Women Who Have Announced Candidacy for President and Senate 2024

BLFF Team | Mar 20, 2023


Almost three months into the year, at least six women have announced their plans to run for the presidency and the Senate in the 2024 election cycle. As we wait to see more women announce their campaign plans for 2024, below is a list of those who are already in the field.



Nikki Haley (R)

On Valentine’s Day, former South Carolina Governor Nikki Haley announced her 2024 Presidential campaign. Haley is the first opponent of former President Donald Trump for the 2024 Republican nomination. In the video announcing her campaign, Haley said “It’s time for a new generation of leadership.” Haley was the first Asian American woman governor and now is the first woman and first Asian American person to enter the 2024 Presidential Race. If she wins the primary, she would be the Republican Party’s first woman and first South Asian Presidential nominee.


Marianne Williamson (D)

Earlier this month, Marianne Williamson announced her 2024 Presidential campaign. She is a former spiritual advisor for Oprah Winfrey as well as a New York Times bestselling author. Williamson is the first Democratic challenger to President Biden.  She previously ran for President in 2020 but ended her campaign before the primary election that year. In her campaign kickoff speech, Williamson said, “Some people in this city don’t have the spine or the moral courage to fix it … Ladies and gentlemen, let me in there.”



Barbara Lee (D)

Representative Barbara Lee of California announced her campaign for U.S. Senate representing California in late February. Representative Lee is one of three Democratic contenders (with Katie Porter and Adam Schiff) to fill the seat of retiring Senator Dianne Feinstein. In her campaign video, Lee highlighted her extensive record, including her lone vote against the 2001 Authorization for Use of Military Force and some personal aspects of her life including her choice to have an abortion when she was a teenager.  If elected, as of right now Lee would be the sole Black female Senator serving in Congress, the second Black woman to serve as a U.S. Senator representing California, and the third Black woman U.S. Senator in history.


Katie Porter (D)

In January, Representative Katie Porter of California launched her campaign for the U.S. Senate. At the time of Porter’s announcement, incumbent Senator Diane Feinstein has not yet announced her retirement although it was anticipated.
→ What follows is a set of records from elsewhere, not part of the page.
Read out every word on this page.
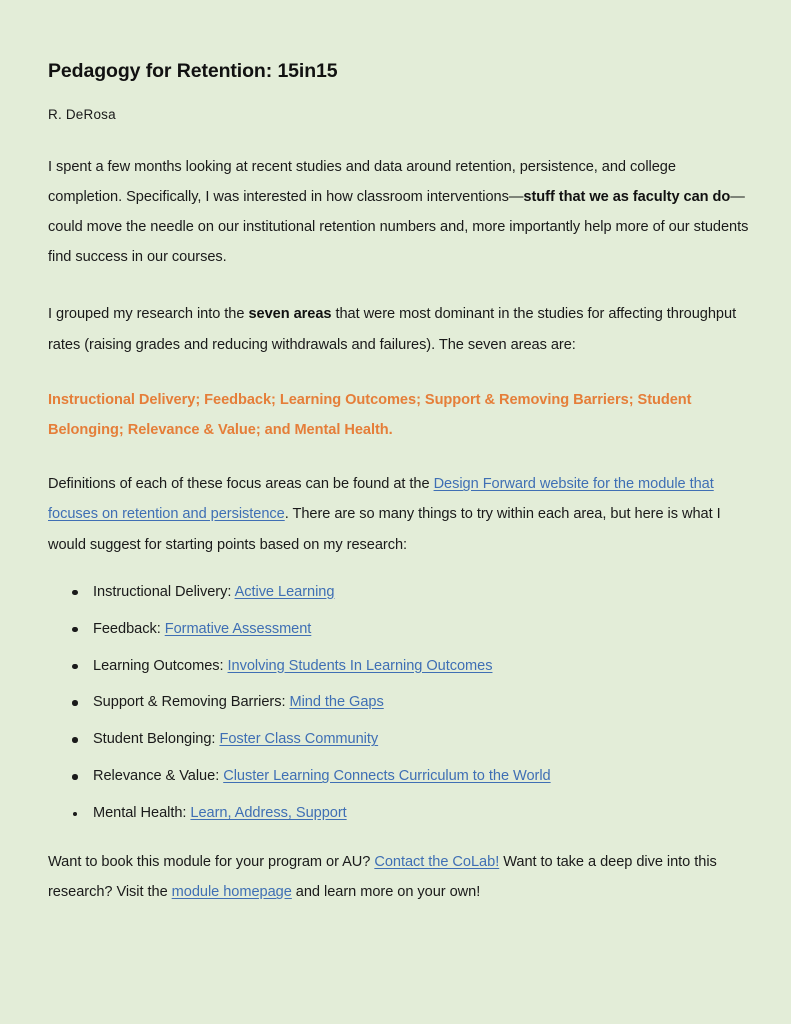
Pedagogy for Retention: 15in15
R. DeRosa

I spent a few months looking at recent studies and data around retention, persistence, and college completion. Specifically, I was interested in how classroom interventions—stuff that we as faculty can do—could move the needle on our institutional retention numbers and, more importantly help more of our students find success in our courses.

I grouped my research into the seven areas that were most dominant in the studies for affecting throughput rates (raising grades and reducing withdrawals and failures). The seven areas are:

Instructional Delivery; Feedback; Learning Outcomes; Support & Removing Barriers; Student Belonging; Relevance & Value; and Mental Health.

Definitions of each of these focus areas can be found at the Design Forward website for the module that focuses on retention and persistence. There are so many things to try within each area, but here is what I would suggest for starting points based on my research:

Instructional Delivery: Active Learning
Feedback: Formative Assessment
Learning Outcomes: Involving Students In Learning Outcomes
Support & Removing Barriers: Mind the Gaps
Student Belonging: Foster Class Community
Relevance & Value: Cluster Learning Connects Curriculum to the World
Mental Health: Learn, Address, Support

Want to book this module for your program or AU? Contact the CoLab! Want to take a deep dive into this research? Visit the module homepage and learn more on your own!
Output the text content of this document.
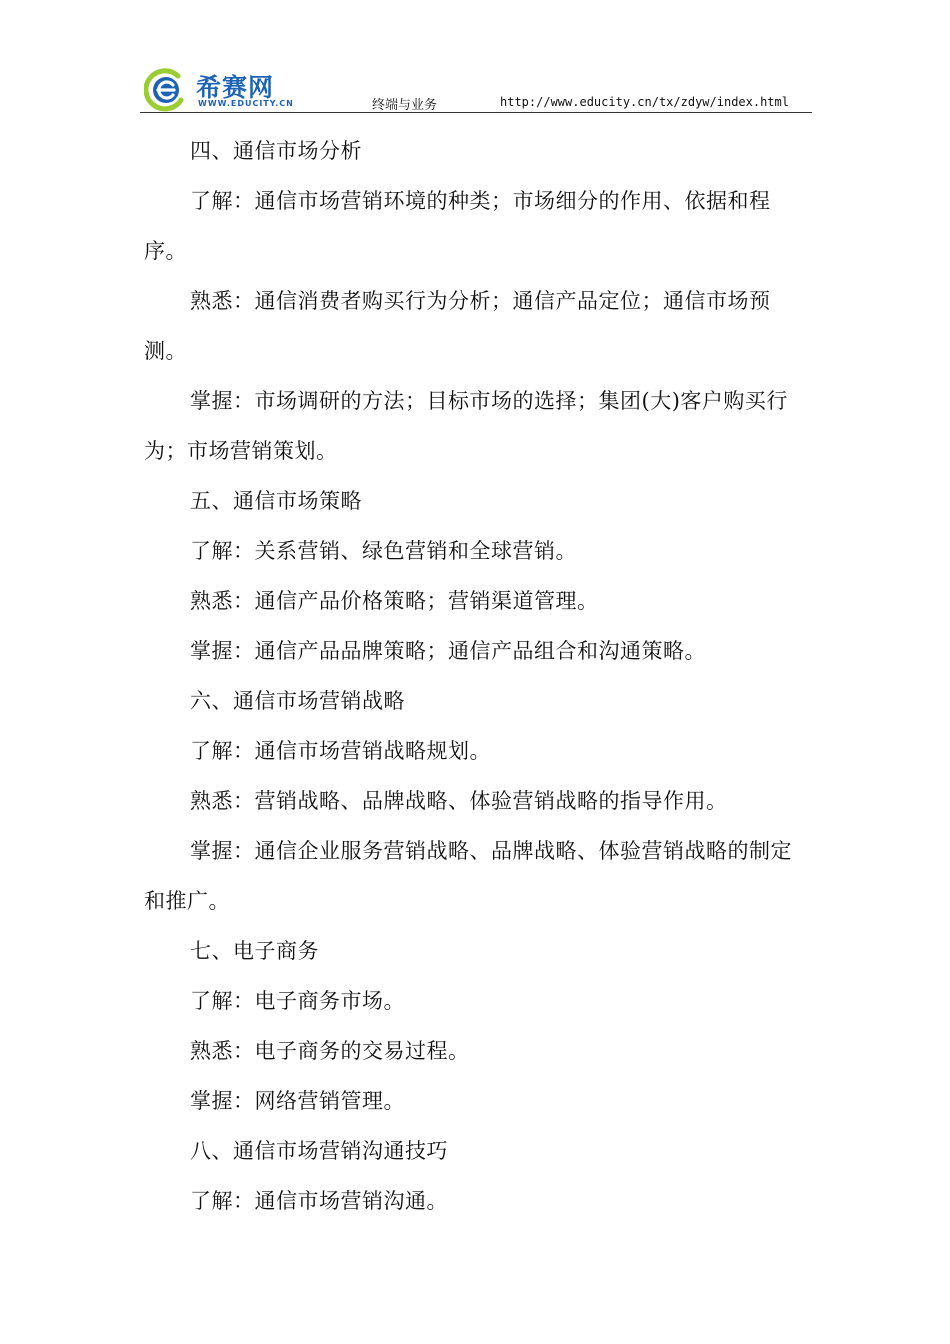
希赛网
WWW.EDUCITY.CN	终端与业务	http://www.educity.cn/tx/zdyw/index.html

四、通信市场分析

了解：通信市场营销环境的种类；市场细分的作用、依据和程序。

熟悉：通信消费者购买行为分析；通信产品定位；通信市场预测。

掌握：市场调研的方法；目标市场的选择；集团(大)客户购买行为；市场营销策划。

五、通信市场策略

了解：关系营销、绿色营销和全球营销。

熟悉：通信产品价格策略；营销渠道管理。

掌握：通信产品品牌策略；通信产品组合和沟通策略。

六、通信市场营销战略

了解：通信市场营销战略规划。

熟悉：营销战略、品牌战略、体验营销战略的指导作用。

掌握：通信企业服务营销战略、品牌战略、体验营销战略的制定和推广。

七、电子商务

了解：电子商务市场。

熟悉：电子商务的交易过程。

掌握：网络营销管理。

八、通信市场营销沟通技巧

了解：通信市场营销沟通。
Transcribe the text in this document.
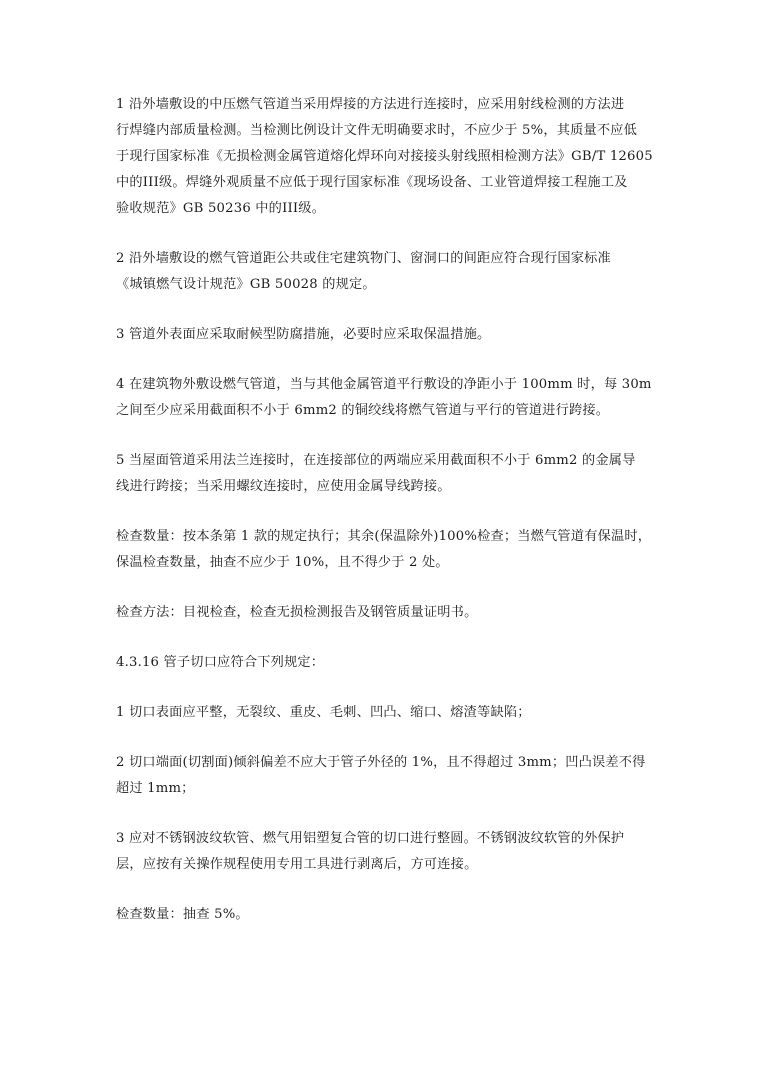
1 沿外墙敷设的中压燃气管道当采用焊接的方法进行连接时，应采用射线检测的方法进
行焊缝内部质量检测。当检测比例设计文件无明确要求时，不应少于 5%，其质量不应低
于现行国家标准《无损检测金属管道熔化焊环向对接接头射线照相检测方法》GB/T 12605
中的III级。焊缝外观质量不应低于现行国家标准《现场设备、工业管道焊接工程施工及
验收规范》GB 50236 中的III级。

2 沿外墙敷设的燃气管道距公共或住宅建筑物门、窗洞口的间距应符合现行国家标准
《城镇燃气设计规范》GB 50028 的规定。

3 管道外表面应采取耐候型防腐措施，必要时应采取保温措施。

4 在建筑物外敷设燃气管道，当与其他金属管道平行敷设的净距小于 100mm 时，每 30m
之间至少应采用截面积不小于 6mm2 的铜绞线将燃气管道与平行的管道进行跨接。

5 当屋面管道采用法兰连接时，在连接部位的两端应采用截面积不小于 6mm2 的金属导
线进行跨接；当采用螺纹连接时，应使用金属导线跨接。

检查数量：按本条第 1 款的规定执行；其余(保温除外)100%检查；当燃气管道有保温时，
保温检查数量，抽查不应少于 10%，且不得少于 2 处。

检查方法：目视检查，检查无损检测报告及钢管质量证明书。

4.3.16 管子切口应符合下列规定：

1 切口表面应平整，无裂纹、重皮、毛刺、凹凸、缩口、熔渣等缺陷；

2 切口端面(切割面)倾斜偏差不应大于管子外径的 1%，且不得超过 3mm；凹凸误差不得
超过 1mm；

3 应对不锈钢波纹软管、燃气用铝塑复合管的切口进行整圆。不锈钢波纹软管的外保护
层，应按有关操作规程使用专用工具进行剥离后，方可连接。

检查数量：抽查 5%。
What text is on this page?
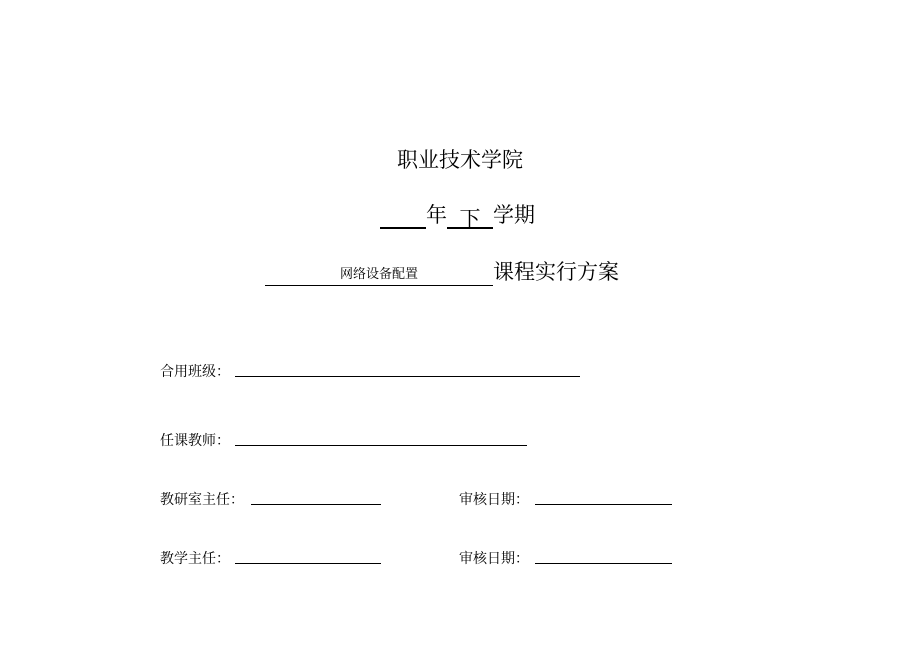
职业技术学院
年 下 学期
网络设备配置	课程实行方案
合用班级：
任课教师：
教研室主任：	审核日期：
教学主任：	审核日期：
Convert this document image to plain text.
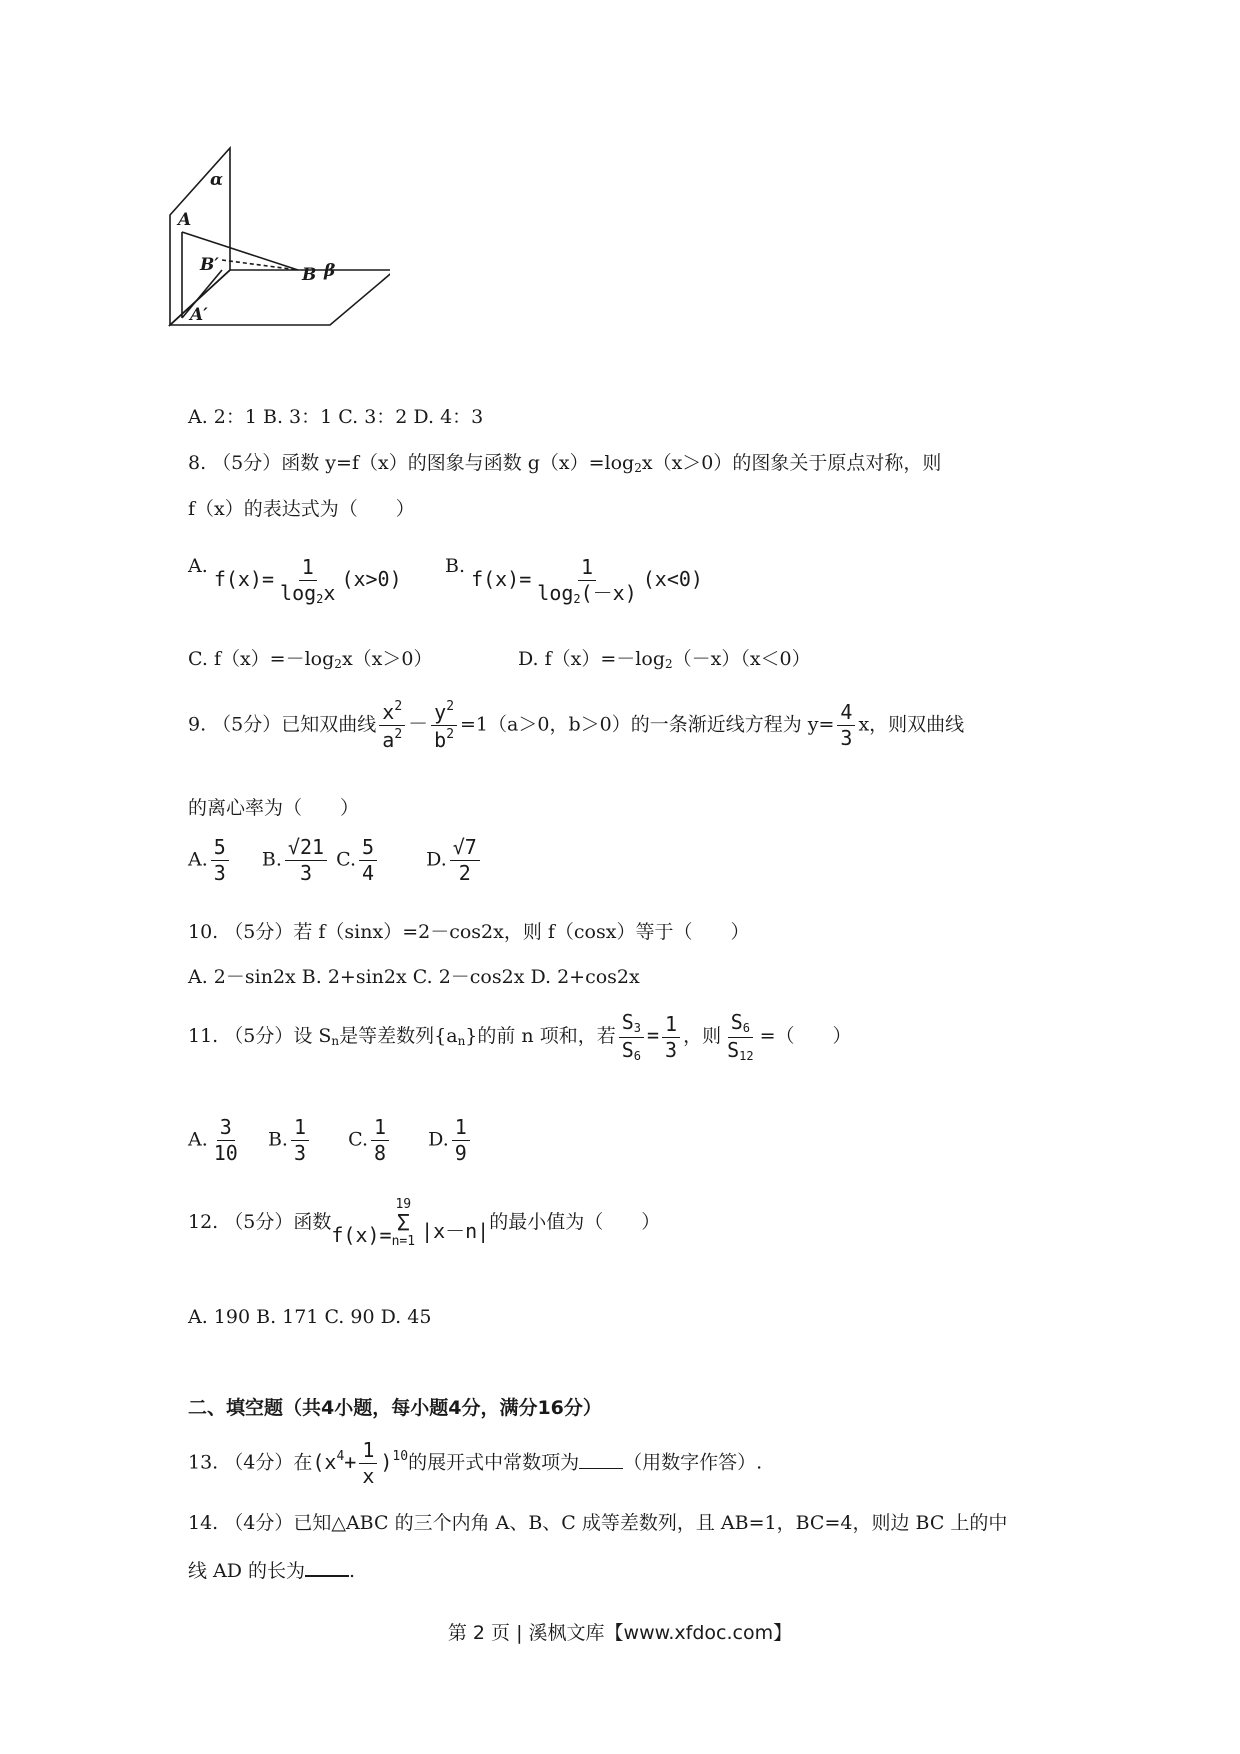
α
A
B′	B β
A′
A. 2：1 B. 3：1 C. 3：2 D. 4：3
8. （5分）函数 y=f（x）的图象与函数 $g(x)=\log_2x(x>0)$的图象关于原点对称，则
f（x）的表达式为（　　）
A. $f(x)= \frac{1}{\log_2x} (x>0)$
B. $f(x)= \frac{1}{\log_2(-x)} (x<0)$
C. $f(x)=-\log_2x(x>0)$	D. $f(x)=-\log_2(-x)(x<0)$
9. （5分）已知双曲线 $\frac{x^2}{a^2} - \frac{y^2}{b^2} =1(a>0$，b＞0）的一条渐近线方程为 $y= \frac{4}{3}$ x，则双曲线
的离心率为（　　）
A. $\frac{5}{3} B$. $\frac{√21}{3} C$. $\frac{5}{4}$	D. $\frac{√7}{2}$
10. （5分）若 f（sinx）=2－cos2x，则 f（cosx）等于（　　）
A. 2－sin2x B. 2+sin2x C. 2－cos2x D. 2+cos2x
11. （5分）设 $S_n$是等差数列$\{a_n\}$的前 n 项和，若 $\frac{S_3}{S_6} = \frac{1}{3}$ ，则 $\frac{S_6}{S_{12}}$ =（　　）
A. $\frac{3}{10} B$. $\frac{1}{3} C$. $\frac{1}{8} D$. $\frac{1}{9}$
12. （5分）函数f(x)=
19
Σ
n=1 |x－n|的最小值为（　　）
A. 190 B. 171 C. 90 D. 45
二、填空题（共4小题，每小题4分，满分16分）
13. （4分）在$(x^4+ \frac{1}{x} )^{10}$的展开式中常数项为 （用数字作答）.
14. （4分）已知△ABC 的三个内角 A、B、C 成等差数列，且 AB=1，BC=4，则边 BC 上的中
线 AD 的长为 .
第 2 页 | 溪枫文库【www.xfdoc.com】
In a tweet announcing her candidacy, Representative Porter said, “California needs a warrior in the Senate — to stand up to special interests, fight the dangerous imbalance in our economy, and hold so-called leaders like Mitch McConnell accountable for rigging our democracy.” Representative Porter is in a highly competitive race, which has the potential for two Democrats to face off in the 2024 general election.

Elissa Slotkin (D)

Representative Elissa Slotkin of Michigan is running for the U.S. Senate—she launched her campaign at the end of February. Representative Slotkin is running for the seat being vacated by retiring Senator Debbie Stabenow. In her campaign video announcement, Slotkin said, “We need a new generation of leaders that thinks differently, works harder and never forgets that we are public servants.” Slotkin was one of the first candidates to enter since the race after the news of Stabenow’s retirement. A senior Democrat in Michigan told Politico that Slotkin is emerging as the “consensus candidate.”


Nikki Snyder (R)

In early February, Republican member of the State Board of Education, Nikki Snyder, announced her run for the Michigan U.S. Senate seat that will vacate in 2024. Snyder is the first Republican to enter the race to replace retiring Senator Debbie Stabenow. In her statement announcing her campaign, Snyder said, “I have worked hard listening and leading since first running to serve in 2016. Nobody will outwork me. I want us all rowing in the same direction.” Snyder previously challenged Senate opponent Elissa Slotkin for her U.S. House Seat, but didn’t receive enough petition signatures to make the primary ballot.